Gridmatic + Zencore | Customer Story: Monitoring GKE Batch Jobs

Zencore helped Gridmatic solution a way to monitor GKE batch jobs that aligned with their existing usage of Cloud Monitoring and Alerting.

Project Challenges

Gridmatic had GKE batch jobs that would potentially continue running after execution, resulting in additional pods being created and consuming resources in the GKE cluster. Metrics for Kubernetes jobs do not exist out of the box on Google Cloud (only on Anthos enabled cluster at the moment).
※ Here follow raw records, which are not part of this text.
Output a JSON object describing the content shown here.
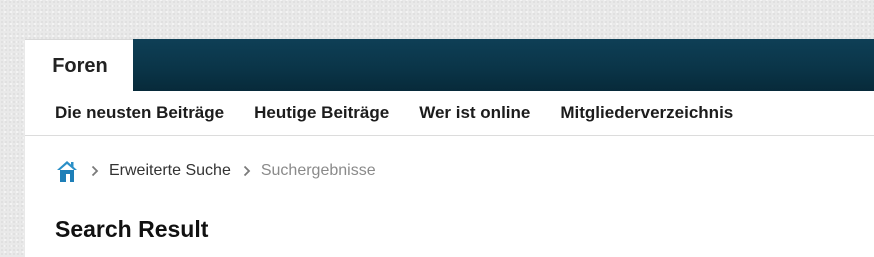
{
  "top_nav": {
    "active_tab_label": "Foren",
    "background_color": "#0b3448"
  },
  "sub_nav": {
    "items": [
      {
        "label": "Die neusten Beiträge"
      },
      {
        "label": "Heutige Beiträge"
      },
      {
        "label": "Wer ist online"
      },
      {
        "label": "Mitgliederverzeichnis"
      }
    ]
  },
  "breadcrumb": {
    "home_icon": "home-icon",
    "separator_icon": "chevron-right-icon",
    "items": [
      {
        "label": "Erweiterte Suche"
      },
      {
        "label": "Suchergebnisse"
      }
    ]
  },
  "main": {
    "title": "Search Result"
  }
}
“The quality of support and the guidance we have received from Zencore since day 1 has helped us immensely while growing on Google Cloud.”
Matt Wytock, CEO, Gridmatic
Project Location: USA
Industry: Energy, Financial services
Use case: Cloud Native Monitoring
Website: Gridmatic

Zencore built a solution using kube-state-metrics and Managed Service for Prometheus. Kube-state-metrics listens to the Kubernetes API server and generates metrics about object state. Prometheus scrapes the kube-state-metric service and pushes those metrics into Cloud Monitoring. A custom query was developed to send alerts when jobs run beyond a specified threshold, and visualize in a dashboard.

Cloud Native Monitoring
High Performance Computing
Machine Learning

Gridmatic implemented the solution in their environment and is able to receive notifications when batch jobs run too long in their cluster. This solution reduced the operational burden on the infrastructure team, allowing them to focus on other engineering work and only requiring action when alerted.

About Gridmatic

Gridmatic works on enabling the clean energy transition, leveraging artificial intelligence and cloud technology for electricity markets.